Des chercheurs de l'Université McGill ont découvert que tout comportement maternel observé durant la petite enfance entraîne de profondes conséquences sur les gènes et l'attitude, et ce, tout au long de la vie. Cependant, les répercussions sur l'expression génétique et la réponse au stress au cours de la vie adulte peuvent être inversées par le biais de traitements reconnus comme susceptibles d'agir sur le marquage génomique (méthylation de l'ADN).

Le Dr Moshe Szyf, du Département de pharmacologie et thérapeutique, le Pr Michael Meaney, du Département de neuroscience, et Ian Weaver, diplômé de l'Université McGill, sont les auteurs d'une étude qui sera publiée dans le numéro du 13 février du magazine hebdomadaire Proceedings of the National Academy of Sciences.

Le groupe de chercheurs de l'Université McGill a découvert que le comportement maternel de rates auprès de leurs petits entraîne des répercussions permanentes quant à la réponse au stress chez ces derniers, une fois qu'ils sont devenus adultes. Les rejetons de mères attentionnées se révèlent moins craintifs et ont une réponse au stress moins marquée, comparativement aux rejetons de mères moins prévenantes. De plus, le modèle de marquage génomique sur l'ADN diffère d'un groupe de ratons à l'autre.
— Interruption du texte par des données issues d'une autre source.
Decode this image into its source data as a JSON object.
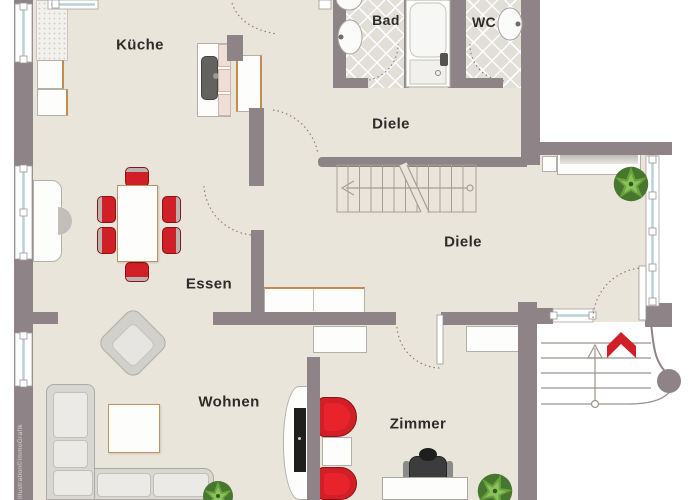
{
  "plan": {
    "rooms": {
      "kueche": {
        "label": "Küche"
      },
      "bad": {
        "label": "Bad"
      },
      "wc": {
        "label": "WC"
      },
      "diele_top": {
        "label": "Diele"
      },
      "diele_main": {
        "label": "Diele"
      },
      "essen": {
        "label": "Essen"
      },
      "wohnen": {
        "label": "Wohnen"
      },
      "zimmer": {
        "label": "Zimmer"
      }
    },
    "watermark": {
      "text": "Illustration©ImmoGrafik"
    }
  },
  "colors": {
    "wall": "#8e8487",
    "floor": "#eae5db",
    "tile": "#e2dfd9",
    "accent_red": "#d01f26",
    "line": "#a29b91",
    "glass": "#b8d2d8",
    "plant_green": "#47762e",
    "text": "#2e2c29"
  }
}
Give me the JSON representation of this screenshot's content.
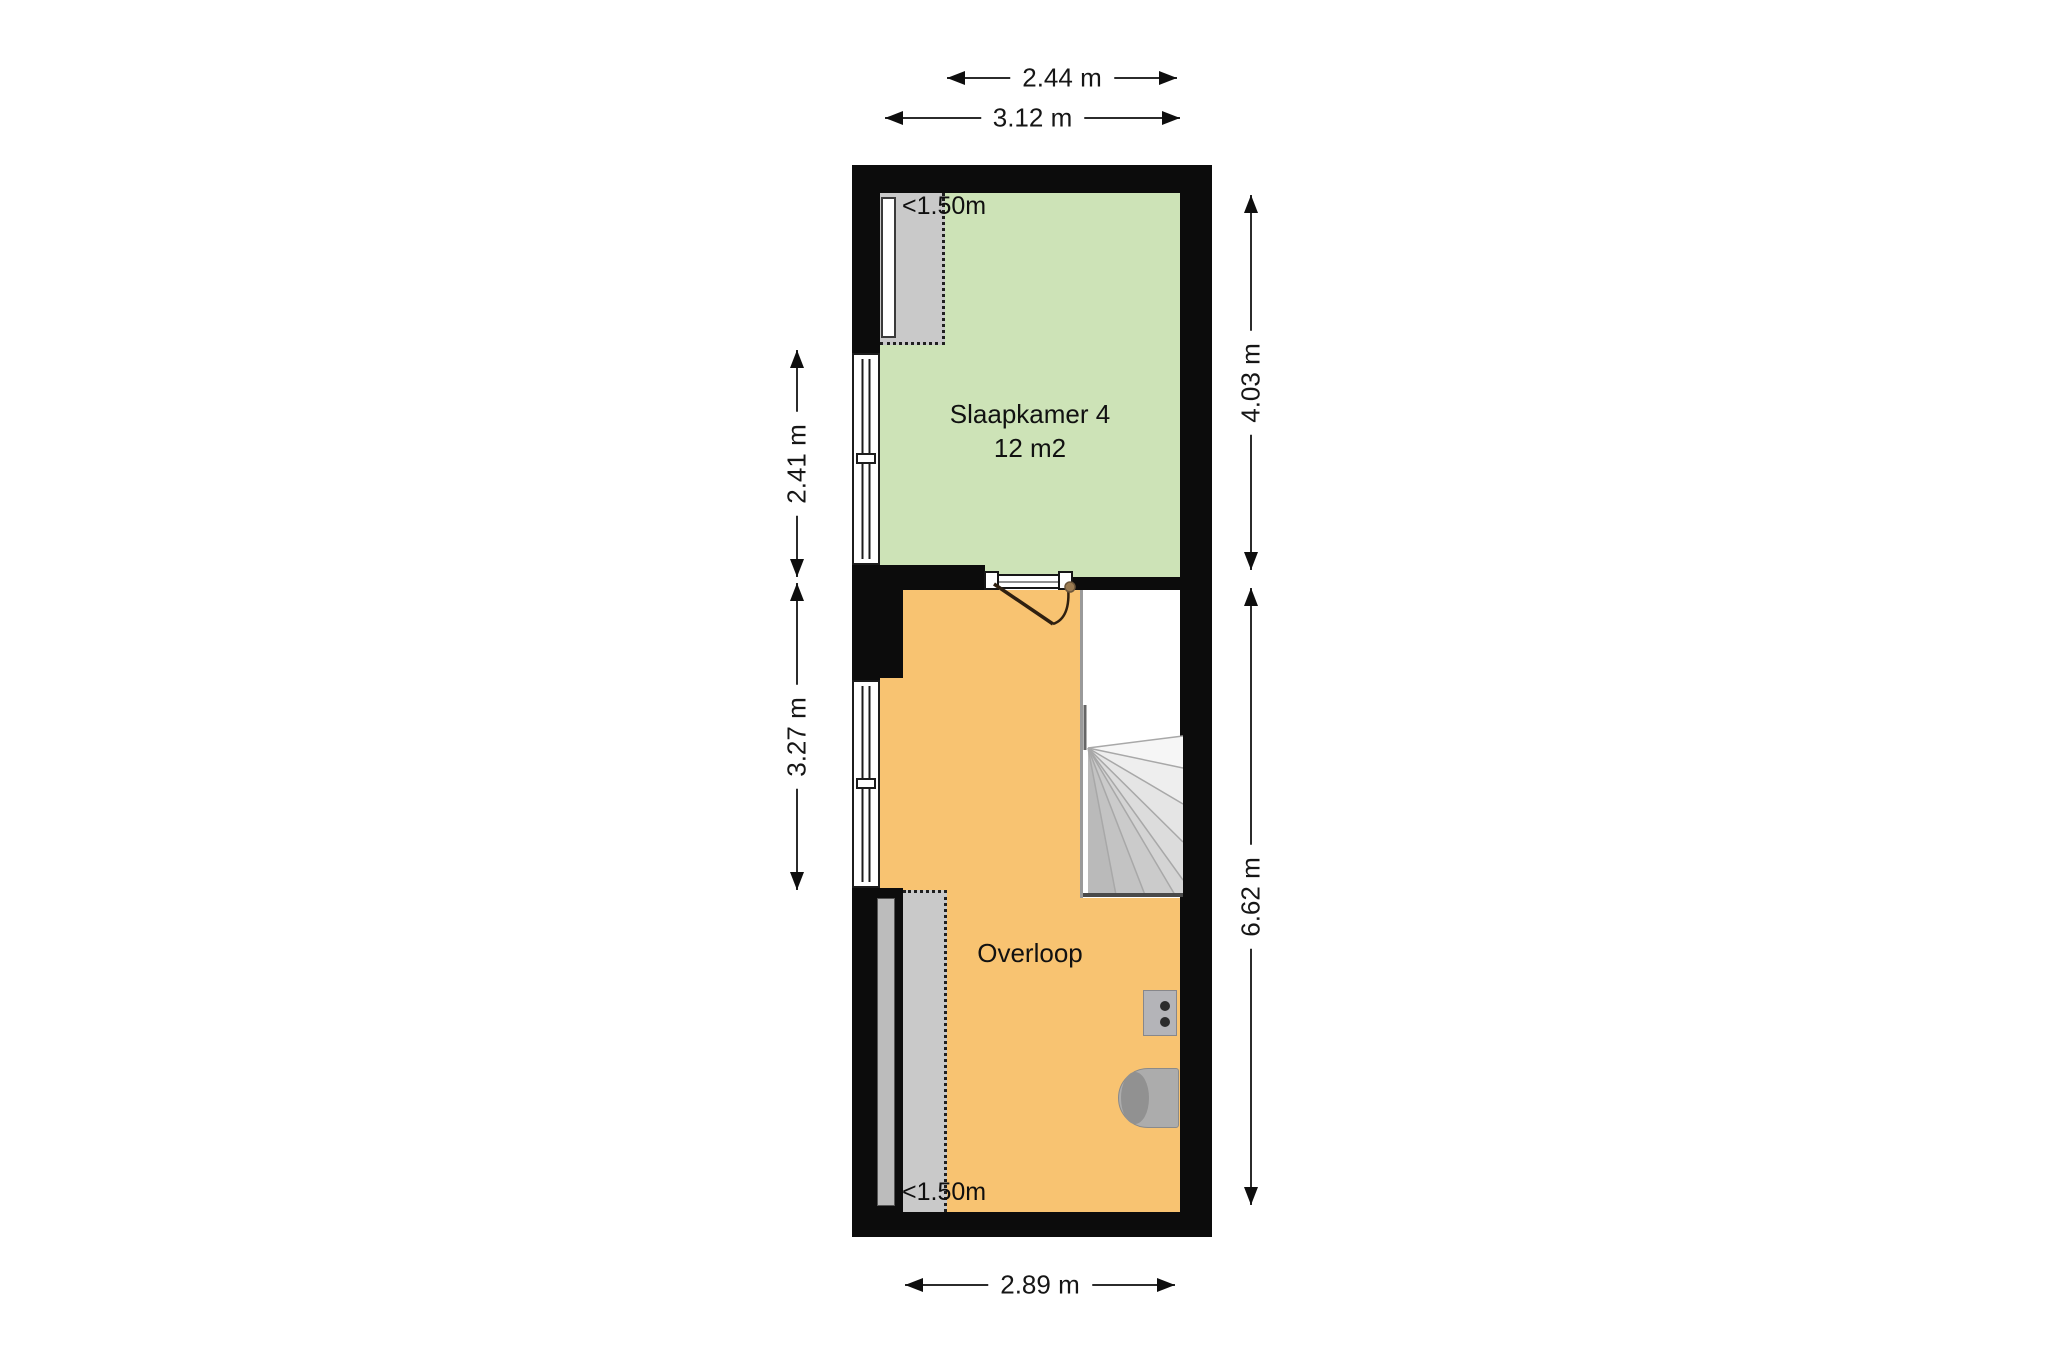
{
  "floorplan": {
    "rooms": [
      {
        "name": "Slaapkamer 4",
        "area": "12 m2"
      },
      {
        "name": "Overloop"
      }
    ],
    "low_headroom": [
      {
        "label": "<1.50m",
        "position": "top-left"
      },
      {
        "label": "<1.50m",
        "position": "bottom-left"
      }
    ],
    "dimensions": {
      "top_inner": {
        "label": "2.44 m"
      },
      "top_outer": {
        "label": "3.12 m"
      },
      "left_upper": {
        "label": "2.41 m"
      },
      "left_lower": {
        "label": "3.27 m"
      },
      "right_upper": {
        "label": "4.03 m"
      },
      "right_lower": {
        "label": "6.62 m"
      },
      "bottom": {
        "label": "2.89 m"
      }
    },
    "features": {
      "stairs": "winder-stairs",
      "door": "door-swing-into-overloop",
      "windows": [
        "left-wall-upper-window",
        "left-wall-lower-window"
      ],
      "appliances": [
        "ventilation-unit",
        "boiler"
      ]
    },
    "colors": {
      "wall": "#0c0c0c",
      "room_green": "#cde3b7",
      "room_orange": "#f8c371",
      "low_headroom_gray": "#c9c9c9"
    }
  }
}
Dans l'étude en cours, les chercheurs mcgillois ont utilisé l'agent pharmacologique trichostatine A (TSA) et l'acide aminé essentiel L-méthionine chez les rejetons adultes afin de modifier le marquage génomique et d'étudier de quelle façon ces agents modifient les conséquences des soins maternels sur la réaction comportementale au stress et à l'expression génétique dans le cerveau.

« Ces découvertes laissent entendre que le fait d'adopter un comportement maternel relativement simple au cours de la petite enfance donne lieu à d'importantes conséquences sur l'expression génétique dans le cerveau des ratons une fois adultes », a souligné le Dr Szyf. Les chercheurs ont découvert au-delà de 900 gènes régulés par le comportement maternel. De ce nombre, plusieurs sont spécifiquement liés au niveau d'attention maternelle.